Subject: RE: IEEE 802.1x & EAP-TLS design based on Windows 2000 Server
Date: Thu, 11 Aug 2005 22:14:41 -0700
That's not crazy at all - in fact, for standalone CAs, certreq, xenroll, and
capicom (or CAPI2.0) are your best options, if you want to emulate
autoenrollment with a standalone CA.  At the very least, you'll want them to
do the work of creating the certificate request.

You'll likely have to do some LDAP modifies as part of your provisioning, if
you want to automatically publish to the AD User Object for TLS mapping.

The only real gotcha is the fact that the standalone CAs don't really do
RPC, but if you know perl (or HTTP programming), that isn't too difficult.
You may also consider rolling your own CA policy modules (and client) to do
the dirty work for you, exposing RPC interfaces fit to your purpose.  That's
a bit of work, but I believe its documented in MSDN.

I was a PKI tester at MS during Windows 2000.  In fact, I was primarily
responsible for pulling together a lot of the infrastructure for Ent CA
<----> AD integration (and smartcard logon, certificate mapping,
autoenrollment, etc), but that was almost 5 years ago, so forgive me if the
details are sketchy.

I'm still curious, though, why don't you use enterprise CAs?  If your
clients all are domain entities, this should be easy to pull off even when
their machines aren't part of the domain through documented RPC mechanisms.

Tx,
Todd



-----Original Message-----
From: Rodrigo Blanco [mailto:rodrigo.blanco.r@gmail.com] 
Sent: Monday, August 08, 2005 11:30 PM
To: offtopic
Cc: focus-ms@securityfocus.com
Subject: Re: IEEE 802.1x & EAP-TLS design based on Windows 2000 Server

In fact, I was thinking of just using user certificates (no need for
personal computers to be on-line while noone is logged on), and
storing them on the profile of each user, on their computer.

And, unfortunately, PEAP is not an option either.

Surfing thorugh MS doc., I had read that through CAPICOM scripts or
batches using certreq.exe against the MS Certificate Services 2003, it
is possible to "emulate" (by programming...) the Active Directory 2003
- Certificate Services 2003 integrated auto-enrollment and
auto-installation of the users' certificates.

However, I have no idea if this is applicable to Certificate Services
2000, if it is a pragmatic solution, and whether it is reasonably easy
to set up.

Any experience using this tools?

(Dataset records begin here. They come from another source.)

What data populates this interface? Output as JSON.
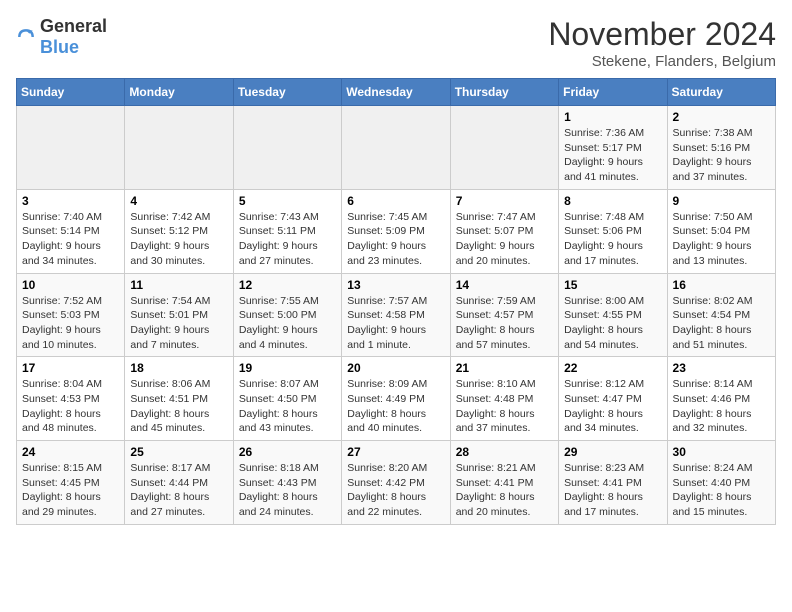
{
  "logo": {
    "text_general": "General",
    "text_blue": "Blue"
  },
  "title": "November 2024",
  "subtitle": "Stekene, Flanders, Belgium",
  "days_of_week": [
    "Sunday",
    "Monday",
    "Tuesday",
    "Wednesday",
    "Thursday",
    "Friday",
    "Saturday"
  ],
  "weeks": [
    [
      {
        "day": "",
        "info": ""
      },
      {
        "day": "",
        "info": ""
      },
      {
        "day": "",
        "info": ""
      },
      {
        "day": "",
        "info": ""
      },
      {
        "day": "",
        "info": ""
      },
      {
        "day": "1",
        "info": "Sunrise: 7:36 AM\nSunset: 5:17 PM\nDaylight: 9 hours and 41 minutes."
      },
      {
        "day": "2",
        "info": "Sunrise: 7:38 AM\nSunset: 5:16 PM\nDaylight: 9 hours and 37 minutes."
      }
    ],
    [
      {
        "day": "3",
        "info": "Sunrise: 7:40 AM\nSunset: 5:14 PM\nDaylight: 9 hours and 34 minutes."
      },
      {
        "day": "4",
        "info": "Sunrise: 7:42 AM\nSunset: 5:12 PM\nDaylight: 9 hours and 30 minutes."
      },
      {
        "day": "5",
        "info": "Sunrise: 7:43 AM\nSunset: 5:11 PM\nDaylight: 9 hours and 27 minutes."
      },
      {
        "day": "6",
        "info": "Sunrise: 7:45 AM\nSunset: 5:09 PM\nDaylight: 9 hours and 23 minutes."
      },
      {
        "day": "7",
        "info": "Sunrise: 7:47 AM\nSunset: 5:07 PM\nDaylight: 9 hours and 20 minutes."
      },
      {
        "day": "8",
        "info": "Sunrise: 7:48 AM\nSunset: 5:06 PM\nDaylight: 9 hours and 17 minutes."
      },
      {
        "day": "9",
        "info": "Sunrise: 7:50 AM\nSunset: 5:04 PM\nDaylight: 9 hours and 13 minutes."
      }
    ],
    [
      {
        "day": "10",
        "info": "Sunrise: 7:52 AM\nSunset: 5:03 PM\nDaylight: 9 hours and 10 minutes."
      },
      {
        "day": "11",
        "info": "Sunrise: 7:54 AM\nSunset: 5:01 PM\nDaylight: 9 hours and 7 minutes."
      },
      {
        "day": "12",
        "info": "Sunrise: 7:55 AM\nSunset: 5:00 PM\nDaylight: 9 hours and 4 minutes."
      },
      {
        "day": "13",
        "info": "Sunrise: 7:57 AM\nSunset: 4:58 PM\nDaylight: 9 hours and 1 minute."
      },
      {
        "day": "14",
        "info": "Sunrise: 7:59 AM\nSunset: 4:57 PM\nDaylight: 8 hours and 57 minutes."
      },
      {
        "day": "15",
        "info": "Sunrise: 8:00 AM\nSunset: 4:55 PM\nDaylight: 8 hours and 54 minutes."
      },
      {
        "day": "16",
        "info": "Sunrise: 8:02 AM\nSunset: 4:54 PM\nDaylight: 8 hours and 51 minutes."
      }
    ],
    [
      {
        "day": "17",
        "info": "Sunrise: 8:04 AM\nSunset: 4:53 PM\nDaylight: 8 hours and 48 minutes."
      },
      {
        "day": "18",
        "info": "Sunrise: 8:06 AM\nSunset: 4:51 PM\nDaylight: 8 hours and 45 minutes."
      },
      {
        "day": "19",
        "info": "Sunrise: 8:07 AM\nSunset: 4:50 PM\nDaylight: 8 hours and 43 minutes."
      },
      {
        "day": "20",
        "info": "Sunrise: 8:09 AM\nSunset: 4:49 PM\nDaylight: 8 hours and 40 minutes."
      },
      {
        "day": "21",
        "info": "Sunrise: 8:10 AM\nSunset: 4:48 PM\nDaylight: 8 hours and 37 minutes."
      },
      {
        "day": "22",
        "info": "Sunrise: 8:12 AM\nSunset: 4:47 PM\nDaylight: 8 hours and 34 minutes."
      },
      {
        "day": "23",
        "info": "Sunrise: 8:14 AM\nSunset: 4:46 PM\nDaylight: 8 hours and 32 minutes."
      }
    ],
    [
      {
        "day": "24",
        "info": "Sunrise: 8:15 AM\nSunset: 4:45 PM\nDaylight: 8 hours and 29 minutes."
      },
      {
        "day": "25",
        "info": "Sunrise: 8:17 AM\nSunset: 4:44 PM\nDaylight: 8 hours and 27 minutes."
      },
      {
        "day": "26",
        "info": "Sunrise: 8:18 AM\nSunset: 4:43 PM\nDaylight: 8 hours and 24 minutes."
      },
      {
        "day": "27",
        "info": "Sunrise: 8:20 AM\nSunset: 4:42 PM\nDaylight: 8 hours and 22 minutes."
      },
      {
        "day": "28",
        "info": "Sunrise: 8:21 AM\nSunset: 4:41 PM\nDaylight: 8 hours and 20 minutes."
      },
      {
        "day": "29",
        "info": "Sunrise: 8:23 AM\nSunset: 4:41 PM\nDaylight: 8 hours and 17 minutes."
      },
      {
        "day": "30",
        "info": "Sunrise: 8:24 AM\nSunset: 4:40 PM\nDaylight: 8 hours and 15 minutes."
      }
    ]
  ]
}
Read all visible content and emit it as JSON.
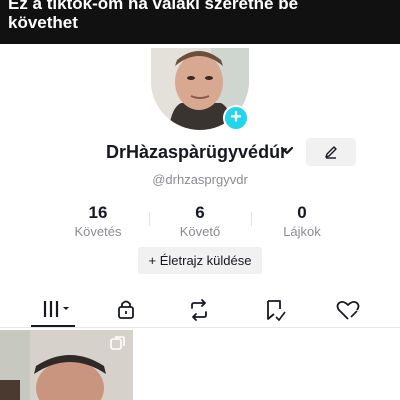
{
  "caption": {
    "line1": "Ez a tiktok-om  ha valaki szeretné be",
    "line2": "követhet"
  },
  "profile": {
    "username": "DrHàzaspàrügyvédúr",
    "handle": "@drhzasprgyvdr",
    "avatar_badge_icon": "plus-icon"
  },
  "stats": {
    "following": {
      "value": "16",
      "label": "Követés"
    },
    "followers": {
      "value": "6",
      "label": "Követő"
    },
    "likes": {
      "value": "0",
      "label": "Lájkok"
    }
  },
  "bio_button": {
    "icon": "+",
    "label": "Életrajz küldése"
  },
  "tabs": [
    {
      "name": "videos-grid-icon",
      "active": true
    },
    {
      "name": "lock-icon",
      "active": false
    },
    {
      "name": "repost-icon",
      "active": false
    },
    {
      "name": "bookmark-icon",
      "active": false
    },
    {
      "name": "liked-icon",
      "active": false
    }
  ],
  "colors": {
    "banner_bg": "#111111",
    "badge": "#20d5ec",
    "text_primary": "#161823",
    "text_secondary": "#8a8b91"
  }
}
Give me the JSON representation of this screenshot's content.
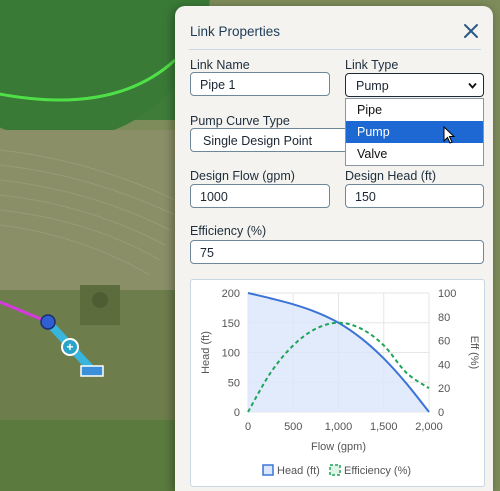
{
  "panel": {
    "title": "Link Properties"
  },
  "link_name": {
    "label": "Link Name",
    "value": "Pipe 1"
  },
  "link_type": {
    "label": "Link Type",
    "value": "Pump",
    "options": [
      "Pipe",
      "Pump",
      "Valve"
    ],
    "highlighted": "Pump"
  },
  "pump_curve": {
    "label": "Pump Curve Type",
    "value": "Single Design Point"
  },
  "design_flow": {
    "label": "Design Flow (gpm)",
    "value": "1000"
  },
  "design_head": {
    "label": "Design Head (ft)",
    "value": "150"
  },
  "efficiency": {
    "label": "Efficiency (%)",
    "value": "75"
  },
  "colors": {
    "accent": "#1e68d4",
    "head_line": "#3b74d6",
    "eff_line": "#1fa55a",
    "head_fill": "#dbe6fb"
  },
  "chart_data": {
    "type": "line",
    "xlabel": "Flow (gpm)",
    "ylabel": "Head (ft)",
    "y2label": "Eff (%)",
    "xlim": [
      0,
      2000
    ],
    "ylim": [
      0,
      200
    ],
    "y2lim": [
      0,
      100
    ],
    "x_ticks": [
      "0",
      "500",
      "1,000",
      "1,500",
      "2,000"
    ],
    "y_ticks": [
      "0",
      "50",
      "100",
      "150",
      "200"
    ],
    "y2_ticks": [
      "0",
      "20",
      "40",
      "60",
      "80",
      "100"
    ],
    "legend_position": "bottom",
    "series": [
      {
        "name": "Head (ft)",
        "axis": "left",
        "style": "solid",
        "filled": true,
        "x": [
          0,
          250,
          500,
          750,
          1000,
          1250,
          1500,
          1750,
          2000
        ],
        "y": [
          200,
          191,
          181,
          168,
          150,
          124,
          90,
          48,
          0
        ]
      },
      {
        "name": "Efficiency (%)",
        "axis": "right",
        "style": "dashed",
        "x": [
          0,
          250,
          500,
          750,
          1000,
          1250,
          1500,
          1750,
          2000
        ],
        "y": [
          0,
          33,
          56,
          70,
          75,
          70,
          56,
          33,
          20
        ]
      }
    ]
  }
}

Would it be crazy to focus the
project in this direction?

Thanks again and best regards,
Rodrigo.

On 8/9/05, offtopic <offtopic@mail.ru> wrote:
- Although the MS Certificate Services are in standalone mode, can I
still configure some auto-enrollment based on the users' AD logon? If
not, what is the best option in order to minimize administrative
effort?

No. AFAIK, Only Enterprise CA can be used for auto-enrollment. You can
choose PEAP MSCHAPv2 for client authentication instead. In this case you
don't need to manage client-side certificates and revocation.
If you need to use client certificates - create new Enterprise Subordinate
CA for issue client certificates.

- Since MS Certificate Services are in standalone mode, is it possible
to have the IAS server map certificates to AD users

You can bind user-to-certificate manually in AD, but I think this is not
best solution.

If you could point me to any paper or step-by-step guide that can


http://www.altavista.com/web/results?itag=ody&q=site%3Amicrosoft.com+802.1x+
step-by-step&kgs=0&kls=0 ????


PS. You want to use client certificates, where you will store it? In local
profile, or on smartcard?
Will you authenticate computer or user or both?